A knowledge vacuum will be filled by any (mis)information if the correct information is not provided.
We also need to provide information on our products that educate our customers. A knowledge vacuum will be filled by any (mis)information if the correct information is not provided. We as scientists need to provide our journalistic associates information that is correct and up to date.

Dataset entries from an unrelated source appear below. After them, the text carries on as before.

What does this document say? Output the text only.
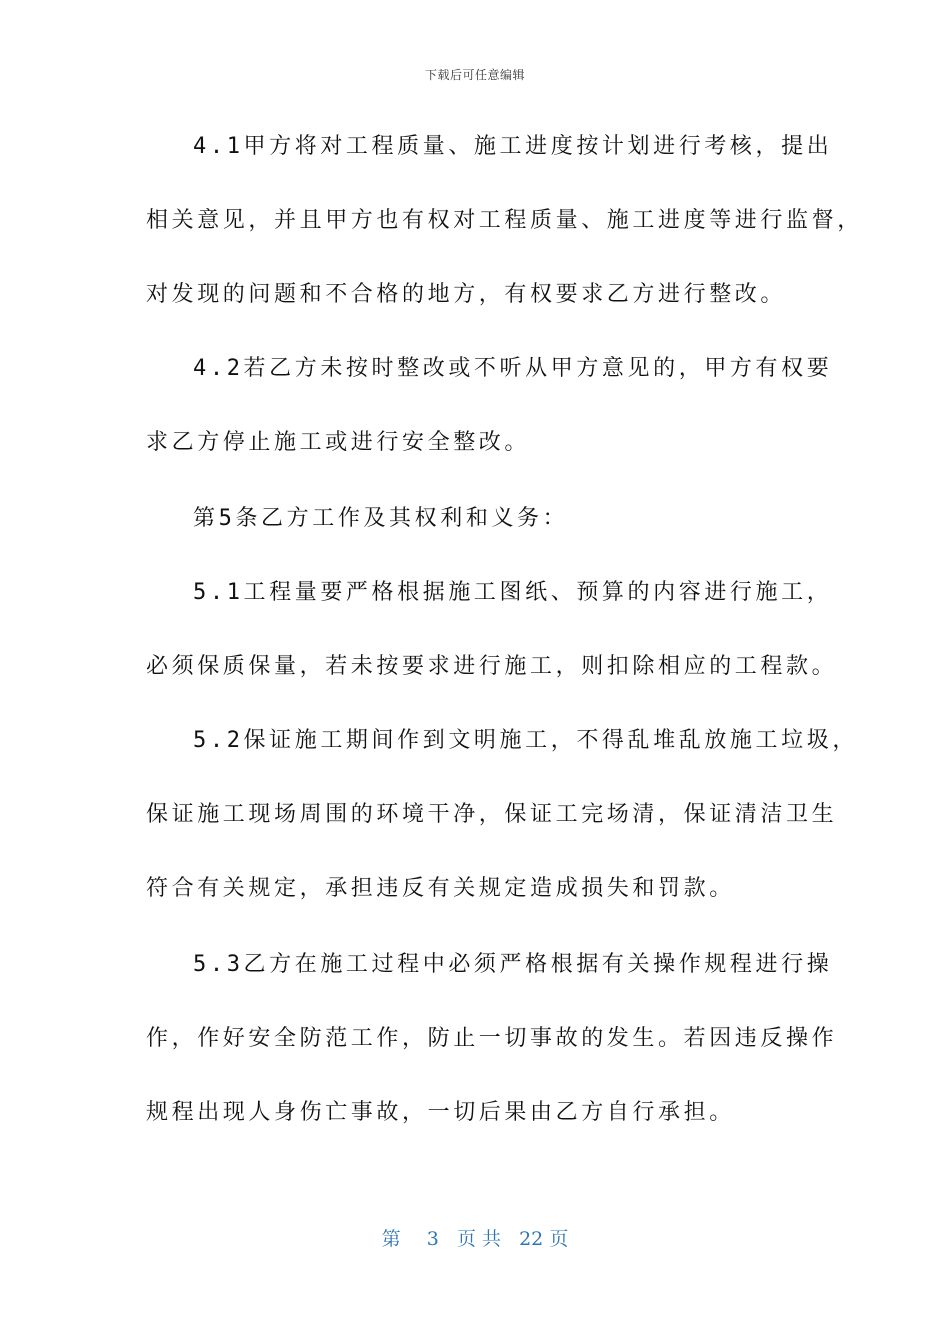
下载后可任意编辑
4.1甲方将对工程质量、施工进度按计划进行考核，提出
相关意见，并且甲方也有权对工程质量、施工进度等进行监督，
对发现的问题和不合格的地方，有权要求乙方进行整改。
4.2若乙方未按时整改或不听从甲方意见的，甲方有权要
求乙方停止施工或进行安全整改。
第5条乙方工作及其权利和义务：
5.1工程量要严格根据施工图纸、预算的内容进行施工，
必须保质保量，若未按要求进行施工，则扣除相应的工程款。
5.2保证施工期间作到文明施工，不得乱堆乱放施工垃圾，
保证施工现场周围的环境干净，保证工完场清，保证清洁卫生
符合有关规定，承担违反有关规定造成损失和罚款。
5.3乙方在施工过程中必须严格根据有关操作规程进行操
作，作好安全防范工作，防止一切事故的发生。若因违反操作
规程出现人身伤亡事故，一切后果由乙方自行承担。
第 3 页 共 22 页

Wiechers states: Most journalists are not cosmetic scientists and therefore we do not tell them the correct information because 'they would not understand it anyway.' So, they will start looking for themselves because there is a story in the air and it needs to be written. They would like to have the correct information, but we are not willing to give it to them, simply because 'they would not understand.'
Is it that when you failed everything in school you can still become a journalist? These people are not stupid but sometimes write 'stupid' things simply because we as an industry do not want to give them the correct information. We as cosmetic scientists need to stand up and take the time to explain things to them. Journalists can be our best friends and it is perfectly OK for them to be critical. Even better, you should want them to be critical. If we would start telling these people what we really do to make better products every day, don’t you think that they would write differently?

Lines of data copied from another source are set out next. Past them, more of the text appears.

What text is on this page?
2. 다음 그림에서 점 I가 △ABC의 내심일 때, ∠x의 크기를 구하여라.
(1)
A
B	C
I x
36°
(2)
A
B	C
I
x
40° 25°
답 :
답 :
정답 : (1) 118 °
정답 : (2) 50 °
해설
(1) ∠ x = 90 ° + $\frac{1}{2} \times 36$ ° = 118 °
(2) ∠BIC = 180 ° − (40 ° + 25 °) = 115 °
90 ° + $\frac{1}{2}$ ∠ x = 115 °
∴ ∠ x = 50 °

I suspect that much of the misinformation in our industry is the result of chemists not providing the technical information to justify conclusions, and the journalist needs to publish that data.
It is my opinion that our journalist associates are not stupid, nor are we as chemists lazy. I suspect that much of the misinformation in our industry is the result of chemists not providing the technical information with the needed support data to justify conclusions, and the journalist needs to publish that data. It amazes me how little hard data is published on topics of great concern.

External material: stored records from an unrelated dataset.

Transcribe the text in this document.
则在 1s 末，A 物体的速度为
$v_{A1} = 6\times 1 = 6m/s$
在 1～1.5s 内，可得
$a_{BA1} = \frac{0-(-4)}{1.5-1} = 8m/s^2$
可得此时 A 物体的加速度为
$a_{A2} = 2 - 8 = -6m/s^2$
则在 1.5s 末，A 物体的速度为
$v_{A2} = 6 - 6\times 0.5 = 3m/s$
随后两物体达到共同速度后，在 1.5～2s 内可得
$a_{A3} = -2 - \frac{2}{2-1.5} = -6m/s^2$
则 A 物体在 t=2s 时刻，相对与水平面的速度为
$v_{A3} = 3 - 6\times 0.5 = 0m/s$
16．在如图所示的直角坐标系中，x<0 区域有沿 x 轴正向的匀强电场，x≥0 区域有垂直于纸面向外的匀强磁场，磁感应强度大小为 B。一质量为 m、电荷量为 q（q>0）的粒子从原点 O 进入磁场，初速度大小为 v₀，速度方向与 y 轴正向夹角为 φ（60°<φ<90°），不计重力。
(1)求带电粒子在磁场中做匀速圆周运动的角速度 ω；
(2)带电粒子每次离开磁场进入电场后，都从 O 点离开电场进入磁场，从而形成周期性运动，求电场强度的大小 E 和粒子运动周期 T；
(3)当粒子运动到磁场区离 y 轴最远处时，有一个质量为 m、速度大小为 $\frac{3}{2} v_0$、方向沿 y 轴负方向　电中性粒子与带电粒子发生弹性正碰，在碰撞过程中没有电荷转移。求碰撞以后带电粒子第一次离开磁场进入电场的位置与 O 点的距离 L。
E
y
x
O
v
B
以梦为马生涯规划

(Editor's note: On this note, Cosmetics & Toiletries welcomes your technical article submissions. Please email them to firstname.lastname@example.org.)
Many in our industry have well-formed, intransient ideas on a variety of topics but if you ask for the scientific data needed to justify it, everything breaks down to merely an opinion. As simple a concept as biodegradability gets endless discussion, but when did you last see the study actually run, with data made available? We as chemists and journalists need to be more skeptical of unsupported conclusions and demand the data.
As far as talking to our customers, this is critical step. The most basic question is: What do our customers expect of a cosmetic product? As I have said before, a cosmetic product is not a drug and should not be subjected to drug expectations. If you buy a drug, you have a right to expect it will cure the disease that needs to be cured. But where is the harm if a cosmetic product has properly supported cosmetic claims and provides pleasure to our customer (who is properly using it), to say, eliminate the appearance of wrinkles? Our customers find our cosmetic products are pleasurable and functional, otherwise we would not have repeat customers.